Female Chauvinist Pigs
Women and the Rise of Raunch CultureBy Ariel LevyFree Press
Copyright ©2006 Ariel LevyAll right reserved.
ISBN: 9780743284288
Introduction
I first noticed it several years ago. I would turn on the television and find strippers in pasties explaining how best to lap dance a man to orgasm. I would flip the channel and see babes in tight, tiny uniforms bouncing up and down on trampolines. Britney Spears was becoming increasingly popular and increasingly unclothed, and her undulating body ultimately became so familiar to me I felt like we used to go out.
Charlie's Angels, the film remake of the quintessential jiggle show, opened at number one in 2000 and made $125 million in theaters nationally, reinvigorating the interest of men and women alike in leggy crime fighting. Its stars, who kept talking about "strong women" and "empowerment," were dressed in alternating soft-porn styles -- as massage parlor geishas, dominatrixes, yodeling Heidis in alpine bustiers. (The summer sequel in 2003 -- in which the Angels' perilous mission required them to perform stripteases -- pulled in another $100 million domestically.) In my own industry, magazines, a porny new genre called the Lad Mag, which included titles like Maxim, FHM, and Stuff, was hitting the stands and becoming a huge success by delivering what Playboy had only occasionally managed to capture: greased celebrities in little scraps of fabric humping the floor.
This didn't end when I switched off the radio or the television or closed the magazines. I'd walk down the street and see teens and young women -- and the occasional wild fifty-year-old -- wearing jeans cut so low they exposed what came to be known as butt cleavage paired with miniature tops that showed off breast implants and pierced navels alike. Sometimes, in case the overall message of the outfit was too subtle, the shirts would be emblazoned with the Playboy bunny or say Porn Star across the chest.

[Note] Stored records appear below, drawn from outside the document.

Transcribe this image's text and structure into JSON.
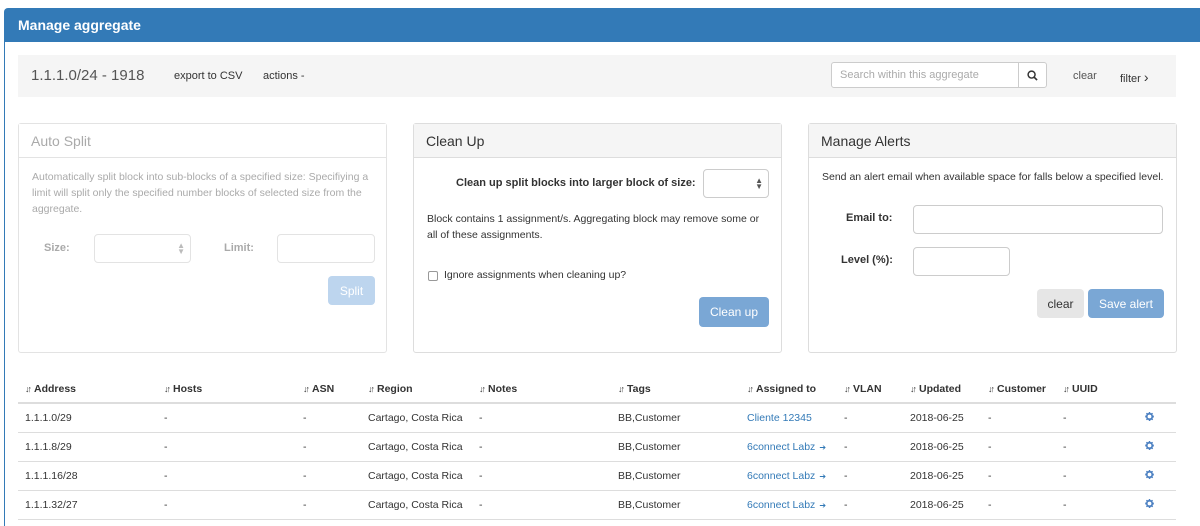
{
  "panel": {
    "title": "Manage aggregate"
  },
  "toolbar": {
    "aggregate": "1.1.1.0/24 - 1918",
    "export_label": "export to CSV",
    "actions_label": "actions -",
    "search_placeholder": "Search within this aggregate",
    "clear_label": "clear",
    "filter_label": "filter",
    "filter_icon": "›"
  },
  "auto_split": {
    "title": "Auto Split",
    "description": "Automatically split block into sub-blocks of a specified size: Specifiying a limit will split only the specified number blocks of selected size from the aggregate.",
    "size_label": "Size:",
    "limit_label": "Limit:",
    "split_label": "Split"
  },
  "clean_up": {
    "title": "Clean Up",
    "instruction": "Clean up split blocks into larger block of size:",
    "info": "Block contains 1 assignment/s. Aggregating block may remove some or all of these assignments.",
    "ignore_label": "Ignore assignments when cleaning up?",
    "button_label": "Clean up"
  },
  "alerts": {
    "title": "Manage Alerts",
    "description": "Send an alert email when available space for falls below a specified level.",
    "email_label": "Email to:",
    "level_label": "Level (%):",
    "clear_label": "clear",
    "save_label": "Save alert"
  },
  "table": {
    "sort_icon": "↓↑",
    "columns": [
      "Address",
      "Hosts",
      "ASN",
      "Region",
      "Notes",
      "Tags",
      "Assigned to",
      "VLAN",
      "Updated",
      "Customer",
      "UUID"
    ],
    "rows": [
      {
        "address": "1.1.1.0/29",
        "hosts": "-",
        "asn": "-",
        "region": "Cartago, Costa Rica",
        "notes": "-",
        "tags": "BB,Customer",
        "assigned": "Cliente 12345",
        "assigned_arrow": "",
        "vlan": "-",
        "updated": "2018-06-25",
        "customer": "-",
        "uuid": "-"
      },
      {
        "address": "1.1.1.8/29",
        "hosts": "-",
        "asn": "-",
        "region": "Cartago, Costa Rica",
        "notes": "-",
        "tags": "BB,Customer",
        "assigned": "6connect Labz",
        "assigned_arrow": "➔",
        "vlan": "-",
        "updated": "2018-06-25",
        "customer": "-",
        "uuid": "-"
      },
      {
        "address": "1.1.1.16/28",
        "hosts": "-",
        "asn": "-",
        "region": "Cartago, Costa Rica",
        "notes": "-",
        "tags": "BB,Customer",
        "assigned": "6connect Labz",
        "assigned_arrow": "➔",
        "vlan": "-",
        "updated": "2018-06-25",
        "customer": "-",
        "uuid": "-"
      },
      {
        "address": "1.1.1.32/27",
        "hosts": "-",
        "asn": "-",
        "region": "Cartago, Costa Rica",
        "notes": "-",
        "tags": "BB,Customer",
        "assigned": "6connect Labz",
        "assigned_arrow": "➔",
        "vlan": "-",
        "updated": "2018-06-25",
        "customer": "-",
        "uuid": "-"
      }
    ]
  },
  "colors": {
    "primary": "#337ab7",
    "button_primary": "#7aa7d5",
    "toolbar_bg": "#f5f5f5"
  }
}
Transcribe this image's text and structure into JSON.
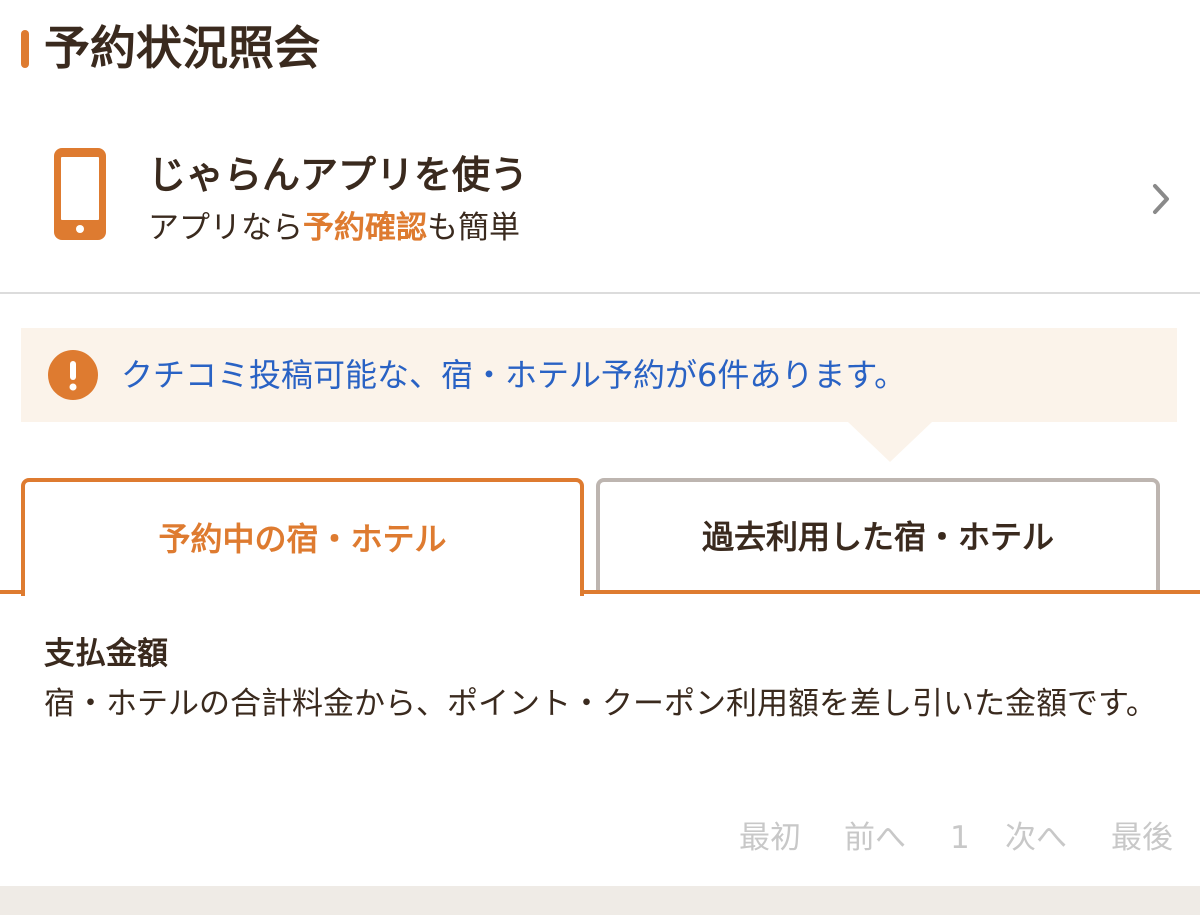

Some odd things were happening in my social life, too. People I knew (female people) liked going to strip clubs (female strippers). It was sexy and fun, they explained; it was liberating and rebellious. My best friend from college, who used to go to Take Back the Night marches on campus, had become captivated by porn stars. She would point them out to me in music videos and watch their (topless) interviews on Howard Stern. As for me, I wasn't going to strip clubs or buying Hustler T-shirts, but I was starting to show signs of impact all the same. It had only been a few years since I'd graduated from Wesleyan University, a place where you could pretty much get expelled for saying "girl" instead of "woman," but somewhere along the line I'd started saying "chick." And, like most chicks I knew, I'd taken to wearing thongs.
What was going on? My mother, a shiatsu masseuse who attended weekly women's consciousness-raising groups for twenty-four years, didn't own makeup. My father, whom she met as a student radical at the University of Wisconsin, Madison, in the sixties was a consultant for Planned Parenthood, NARAL, and NOW. Only thirty years (my lifetime) ago, our mothers were "burning their bras" and picketing Playboy, and suddenly we were getting implants and wearing the bunny logo as supposed symbols of our liberation. How had the culture shifted so drastically in such a short period of time?
What was almost more surprising than the change itself were the responses I got when I started interviewing the men and -- often -- women who edit magazines like Maxim and make programs like The Man Show and Girls Gone Wild. This new raunch culture didn't mark the death of feminism, they told me; it was evidence that the feminist project had already been achieved. We'd earned the right to look at Playboy; we were empowered enough to get Brazilian bikini waxes. Women had come so far, I learned, we no longer needed to worry about objectification or misogyny. Instead, it was time for us to join the frat party of pop culture, where men had been enjoying themselves all along. If Male Chauvinist Pigs were men who regarded women as pieces of meat, we would outdo them and be Female Chauvinist Pigs: women who make sex objects of other women and of ourselves.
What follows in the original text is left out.